Nevertheless, Boies said, being at the center of an election recount of such consequence is one of the most thrilling and humbling experiences in a lawyer's career.

"The primary emotion is excitement," Boies said. "That's why you become a lawyer -- because you're interested in the justice system, in making a difference in important cases, in developing the law, and making sure that people get to have their votes counted."
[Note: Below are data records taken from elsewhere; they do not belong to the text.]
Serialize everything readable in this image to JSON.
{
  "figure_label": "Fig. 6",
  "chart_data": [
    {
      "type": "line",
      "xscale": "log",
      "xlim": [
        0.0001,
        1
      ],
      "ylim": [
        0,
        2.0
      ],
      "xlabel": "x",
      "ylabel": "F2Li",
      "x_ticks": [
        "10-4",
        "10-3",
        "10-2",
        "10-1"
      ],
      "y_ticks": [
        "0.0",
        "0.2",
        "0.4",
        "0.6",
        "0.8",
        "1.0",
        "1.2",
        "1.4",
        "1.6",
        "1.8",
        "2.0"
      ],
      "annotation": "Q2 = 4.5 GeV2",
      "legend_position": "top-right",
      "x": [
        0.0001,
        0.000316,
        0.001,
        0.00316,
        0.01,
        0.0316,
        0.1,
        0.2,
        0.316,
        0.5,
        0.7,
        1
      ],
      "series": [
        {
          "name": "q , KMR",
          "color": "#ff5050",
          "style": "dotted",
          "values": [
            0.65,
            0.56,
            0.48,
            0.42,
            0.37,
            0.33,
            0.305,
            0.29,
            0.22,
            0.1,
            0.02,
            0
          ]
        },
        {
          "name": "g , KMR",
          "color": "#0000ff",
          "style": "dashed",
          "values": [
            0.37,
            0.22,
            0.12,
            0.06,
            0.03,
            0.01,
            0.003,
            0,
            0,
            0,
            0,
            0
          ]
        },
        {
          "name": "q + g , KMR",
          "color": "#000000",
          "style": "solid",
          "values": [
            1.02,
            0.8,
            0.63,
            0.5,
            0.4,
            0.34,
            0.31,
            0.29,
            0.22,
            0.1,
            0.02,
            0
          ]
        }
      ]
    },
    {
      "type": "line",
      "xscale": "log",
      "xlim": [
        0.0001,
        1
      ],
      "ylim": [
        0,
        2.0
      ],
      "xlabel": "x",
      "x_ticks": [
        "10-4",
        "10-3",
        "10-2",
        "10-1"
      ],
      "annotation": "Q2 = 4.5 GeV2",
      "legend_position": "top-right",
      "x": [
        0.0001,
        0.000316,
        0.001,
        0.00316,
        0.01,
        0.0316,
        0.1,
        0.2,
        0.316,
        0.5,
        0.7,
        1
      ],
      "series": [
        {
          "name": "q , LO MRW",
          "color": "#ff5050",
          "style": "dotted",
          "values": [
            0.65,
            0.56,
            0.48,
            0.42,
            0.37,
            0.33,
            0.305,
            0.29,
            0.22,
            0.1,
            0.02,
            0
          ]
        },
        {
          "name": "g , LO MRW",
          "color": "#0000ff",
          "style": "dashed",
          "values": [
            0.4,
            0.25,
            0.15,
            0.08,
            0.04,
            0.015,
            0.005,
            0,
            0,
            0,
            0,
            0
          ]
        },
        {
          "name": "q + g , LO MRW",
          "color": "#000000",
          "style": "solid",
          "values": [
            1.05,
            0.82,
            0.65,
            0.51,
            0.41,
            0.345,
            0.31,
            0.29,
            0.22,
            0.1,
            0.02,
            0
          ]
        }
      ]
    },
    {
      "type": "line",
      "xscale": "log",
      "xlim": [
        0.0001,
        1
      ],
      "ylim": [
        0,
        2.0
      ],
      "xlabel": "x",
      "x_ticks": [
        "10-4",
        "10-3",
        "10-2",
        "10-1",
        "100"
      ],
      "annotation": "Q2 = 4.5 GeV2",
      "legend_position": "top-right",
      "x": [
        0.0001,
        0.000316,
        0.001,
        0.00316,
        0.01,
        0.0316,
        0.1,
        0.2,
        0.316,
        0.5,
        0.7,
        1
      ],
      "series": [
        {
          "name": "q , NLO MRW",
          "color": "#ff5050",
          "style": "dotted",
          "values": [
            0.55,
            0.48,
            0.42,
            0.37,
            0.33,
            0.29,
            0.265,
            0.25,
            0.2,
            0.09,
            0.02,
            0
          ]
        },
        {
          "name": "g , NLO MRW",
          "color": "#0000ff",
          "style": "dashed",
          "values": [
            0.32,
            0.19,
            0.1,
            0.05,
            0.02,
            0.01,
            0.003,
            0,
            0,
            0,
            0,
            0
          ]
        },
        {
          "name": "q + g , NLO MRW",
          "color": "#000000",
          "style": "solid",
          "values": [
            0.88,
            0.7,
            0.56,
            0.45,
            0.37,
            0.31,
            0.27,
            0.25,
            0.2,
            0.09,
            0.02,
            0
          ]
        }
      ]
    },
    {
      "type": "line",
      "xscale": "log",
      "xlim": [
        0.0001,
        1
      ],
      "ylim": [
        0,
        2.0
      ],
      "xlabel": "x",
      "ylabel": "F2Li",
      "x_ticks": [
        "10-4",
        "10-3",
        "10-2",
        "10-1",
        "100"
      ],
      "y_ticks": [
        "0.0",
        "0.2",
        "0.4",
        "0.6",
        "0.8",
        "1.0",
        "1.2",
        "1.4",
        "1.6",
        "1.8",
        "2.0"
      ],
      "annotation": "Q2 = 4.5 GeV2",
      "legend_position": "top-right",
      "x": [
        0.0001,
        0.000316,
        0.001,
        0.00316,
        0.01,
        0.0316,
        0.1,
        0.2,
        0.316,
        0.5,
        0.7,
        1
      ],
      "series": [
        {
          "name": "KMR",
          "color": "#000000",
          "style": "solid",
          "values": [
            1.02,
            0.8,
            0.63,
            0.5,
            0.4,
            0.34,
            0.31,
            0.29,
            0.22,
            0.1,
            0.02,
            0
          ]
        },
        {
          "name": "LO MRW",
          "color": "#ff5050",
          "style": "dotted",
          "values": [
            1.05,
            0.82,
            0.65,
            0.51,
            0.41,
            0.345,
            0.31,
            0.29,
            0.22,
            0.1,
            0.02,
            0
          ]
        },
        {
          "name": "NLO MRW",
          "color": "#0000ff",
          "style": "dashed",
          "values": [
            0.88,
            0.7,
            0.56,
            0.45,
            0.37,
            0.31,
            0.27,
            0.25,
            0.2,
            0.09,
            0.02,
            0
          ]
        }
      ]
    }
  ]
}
While the notion of lawyers flooding contested states to challenge elections may bring on an unpleasant electoral sense of deja vu in some, experts who spoke to ABC News agreed that the days ahead would be nothing like the mess that was Florida 2000.

Key Differences

"I do expect it will be a bit more orderly than Florida," said Dan Takaji, an Ohio State University law professor and an expert on election law. "The difference in Florida is that you had a large state with punch-card ballots and a number of big, urban jurisdictions. Those combined to make the process a mess. … We won't have the problem of ambiguously marked ballots."

Tuesday was the first time all Virginians who cast ballots in person used electronic voting machines in a general election.

Virginia uses DRE machines, optical scan and ballot-marking devices made by Diebold, Sequoia, UniLect, Advanced Voting Solutions, Hart InterCivic and ES& S.

Despite the use of electronic machines, Virginia did not require machines to produce a Voter Verified Paper Audit Trail, which could raise some questions about how a potential recount would be conducted and whether it would be difficult to obtain an unassailable vote count.

Boies pointed out other differences.

"The issue in Florida was whether or not a recount should go forward," he said. "Here both sides recognize that the other side has a right to a recount if they want one."

The vote-count margin in the Virginia race remains several thousand votes wide, with Webb in the lead -- while in Florida the margins were far smaller -- hundreds of votes in one of the most populous states in the nation.

"Virginia is not Florida," Jean Jensen, executive secretary of the state board of elections, told ABC News.

She said that the margin between Webb and Allen as of Wednesday afternoon was about 3/10ths of 1 percent, or 7,000 votes out of about 2.5 million.

Whoever wins the race could tip the balance of power in the Senate.

Waiting Game

A recount would not begin until Nov. 28, an agonizingly long time to wait with so much at stake.

The canvass of Virginia precincts began Wednesday morning. Officials across the state are going over their numbers -- and counting provisional ballots -- to ensure accuracy.

They have seven days -- which started Wednesday -- to complete the canvass, though it usually takes no more than three days, state election experts told ABC News.

After canvassing, all the results go to the state board of elections, which meets on the fourth Monday in November, the 27th, to officially certify the results.

Once they are certified, a candidate may petition for a recount. He or she has 10 days to do so.

Jensen said that no recount petition in recent memory had been denied.

The recount would be supervised by a three-judge panel and take two weeks to three weeks, meaning future control of the Senate is not likely to be clarified until mid-December.

It may sound like an enormous amount of work, but both parties have been preparing for eventualities like this.

A team of lawyers and legal volunteers has been in place in virtually every competitive state for weeks -- a lesson learned after 2000.

"I think there are always lessons you can learn from any election," said Danny Diaz, spokesman for the Republican National Committee. "And clearly making sure every legal vote is counted is something that's important to our party and to our country."

Boies had some advice for Virginia's burgeoning election law teams on both sides.

"You want to have enough lawyers to cover every precinct to do your detective work," he said. "What you don't want is so many lawyers that either they begin to trip over themselves or they are so bored they start sitting around and coming up with creative litigation to win the race. You don't want to have lawyers dominate the process. You want to have lawyers help make the process work."